Além dos crimes já previstos na MP revogada, a nova lei acrescentou no rol das possibilidades de prisão temporária os crimes cometidos contra o sistema financeiro nacional. O delito foi incluído na lei em razão de escândalos, à época, de remessa ilegal de dinheiro para o exterior.

Hoje, a constitucionalidade da lei é questionada em pelo menos duas Ações Diretas de Inconstitucionalidade propostas no Supremo Tribunal Federal. Uma foi apresentada pelo PSL em dezembro de 2004 e a outra, pelo PTB na terça-feira (15/7). As ações ainda não foram julgadas, mas há pedido de preferência para que sejam colocadas em pauta no segundo semestre deste ano.

O argumento dos partidos é de que a lei é inconstitucional porque a Constituição Federal só autoriza prisão se tiver condenação transitada em julgado. O PSL e o PTB também alegam que a prisão temporária serve apenas para forçar o acusado a assumir a culpa, o que também afeta a Constituição Federal, que dá ao acusado o direito ao silêncio. Outra alegação é que a lei, em vigor desde o dia 21 de dezembro de 1989, não apresentou resultado favorável no que se refere à diminuição da criminalidade, conforme a justificativa dada quando foi criada.

Inimiga da Advocacia

A necessidade da prisão temporária é criticada, principalmente, por quem milita no Direito Criminal. A reclamação é de que a prisão, que deveria ser encarada como exceção, tem se tornado regra e método de tortura, já que primeiro se prende o acusado para, depois, apurar a participação dele em possíveis crimes.
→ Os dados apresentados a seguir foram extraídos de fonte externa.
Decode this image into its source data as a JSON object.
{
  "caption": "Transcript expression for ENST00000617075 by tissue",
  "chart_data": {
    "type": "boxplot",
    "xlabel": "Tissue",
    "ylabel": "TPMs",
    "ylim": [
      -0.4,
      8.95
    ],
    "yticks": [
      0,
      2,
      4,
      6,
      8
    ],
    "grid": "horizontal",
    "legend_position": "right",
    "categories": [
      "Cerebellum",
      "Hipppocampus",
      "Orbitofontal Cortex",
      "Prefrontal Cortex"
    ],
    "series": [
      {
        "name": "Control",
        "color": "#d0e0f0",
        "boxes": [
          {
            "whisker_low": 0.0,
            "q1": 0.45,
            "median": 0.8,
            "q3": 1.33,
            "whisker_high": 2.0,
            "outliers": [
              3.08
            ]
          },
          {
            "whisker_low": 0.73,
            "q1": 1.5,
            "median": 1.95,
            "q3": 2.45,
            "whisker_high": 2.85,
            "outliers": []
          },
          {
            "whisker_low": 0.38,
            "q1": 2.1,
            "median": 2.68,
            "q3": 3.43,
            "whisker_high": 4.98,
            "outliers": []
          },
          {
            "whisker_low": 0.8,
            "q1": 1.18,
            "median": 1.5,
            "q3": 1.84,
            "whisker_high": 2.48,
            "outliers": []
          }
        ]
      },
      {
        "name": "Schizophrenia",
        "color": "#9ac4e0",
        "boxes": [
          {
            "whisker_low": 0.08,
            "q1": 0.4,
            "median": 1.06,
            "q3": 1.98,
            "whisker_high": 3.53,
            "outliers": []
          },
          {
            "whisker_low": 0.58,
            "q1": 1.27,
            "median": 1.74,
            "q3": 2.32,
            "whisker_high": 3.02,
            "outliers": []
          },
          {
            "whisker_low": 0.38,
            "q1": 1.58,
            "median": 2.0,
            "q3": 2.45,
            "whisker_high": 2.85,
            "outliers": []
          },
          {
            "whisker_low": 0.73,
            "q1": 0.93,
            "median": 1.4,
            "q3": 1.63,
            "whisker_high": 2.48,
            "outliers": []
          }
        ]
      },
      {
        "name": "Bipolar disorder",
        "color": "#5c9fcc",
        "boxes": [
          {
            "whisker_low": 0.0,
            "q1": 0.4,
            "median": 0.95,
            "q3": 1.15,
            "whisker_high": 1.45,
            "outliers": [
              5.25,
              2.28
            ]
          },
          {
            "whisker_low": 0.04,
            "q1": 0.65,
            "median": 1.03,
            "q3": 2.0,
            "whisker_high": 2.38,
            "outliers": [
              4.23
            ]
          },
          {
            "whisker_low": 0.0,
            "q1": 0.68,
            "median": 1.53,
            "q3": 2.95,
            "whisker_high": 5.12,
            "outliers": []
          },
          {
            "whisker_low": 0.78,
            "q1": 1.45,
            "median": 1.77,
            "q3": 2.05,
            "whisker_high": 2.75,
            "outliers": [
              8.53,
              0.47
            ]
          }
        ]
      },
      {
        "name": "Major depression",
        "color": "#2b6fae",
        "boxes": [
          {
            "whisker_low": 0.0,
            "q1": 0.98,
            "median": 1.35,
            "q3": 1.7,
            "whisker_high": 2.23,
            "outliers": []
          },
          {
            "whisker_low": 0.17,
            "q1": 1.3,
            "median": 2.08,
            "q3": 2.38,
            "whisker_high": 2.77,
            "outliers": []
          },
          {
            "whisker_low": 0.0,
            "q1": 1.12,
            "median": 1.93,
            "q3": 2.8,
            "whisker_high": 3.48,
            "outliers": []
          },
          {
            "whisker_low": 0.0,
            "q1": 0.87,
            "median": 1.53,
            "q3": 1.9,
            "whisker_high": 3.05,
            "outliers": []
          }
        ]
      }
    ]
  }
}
“A prisão temporária tem sido utilizada para fragilizar o envolvido. Isso quer dizer deixá-lo no xilindró até o último dia e ouvi-lo quando ele está fragilizado. A Constituição tem como fundamento a dignidade do homem. É por isso que sou contra a prisão temporária”, afirma o ministro Marco Aurélio, do Supremo Tribunal Federal. “A presunção é da inocência e não da culpa”, defende o ministro. Para ele, os excessos fizeram a prisão temporária cair na banalidade.

A jurisprudência tem admitido livrar o suspeito da prisão temporária quando o crime é afiançável ou quando a pena pode ser substituída por prestação de serviços. Mas, de acordo com advogados, a Polícia e Ministério Público já deram um jeito de prender para inquirir. O que tem sido feito é a conjunção de mais de um crime para inflar a acusação e demonstrar a periculosidade do acusado.

O advogado criminalista Daniel Bialski afirma que uma prática comum é a acusação ser de estelionato, que é crime afiançável, e ser inserido nos autos o crime de formação de quadrilha, que é inafiançável, só para se pedir a prisão temporária. “É aí que fica caracterizado o excesso. O exagero parte inicialmente da Polícia e acaba sendo chancelado pelo Judiciário, que não consegue filtrar quando é que cabe ou não a prisão temporária. Isso acaba sacrificando a regra, que é a liberdade.”

Para o criminalista Arnaldo Malheiros, o que faz a prisão temporária inconstitucional é que ela foi criada para a investigação. “A pessoa do investigado não pode ser considerada essencial à investigação porque o interrogatório é facultativo.” Segundo Malheiros, prisão temporária só pode ser decretada em casos extremados quando, por exemplo, a vítima de um crime violento precisa reconhecer o suspeito, mas, por algum motivo, a vítima não está disponível. Daí a Justiça decreta a prisão temporária. “Fora isso, não há fundamento para a prisão temporária.”

Antônio Cláudio Mariz de Oliveira, também criminalista, defende que só deve ser preso, como regra, quem é condenado criminalmente ou quem é preso em flagrante. Fora essas duas hipóteses, circunstâncias previstas na lei autorizam a prisão temporária, mas só quando imprescindível para a investigação. “Tem de ficar demonstrada a necessidade estrita. Não basta colocar o argumento. É preciso demonstrar fatos que justifiquem a prisão.”

Para Mariz, a prisão temporária não pode ser usada para os fins de hoje. “Nunca se viu tanto abuso na história da humanidade democrática. Prende-se não mais para praticar a tortura física, mas sim a moral, porque vem acompanhada de exposição pública. A imagem do suspeito é destruída. Isso é tortura moral.”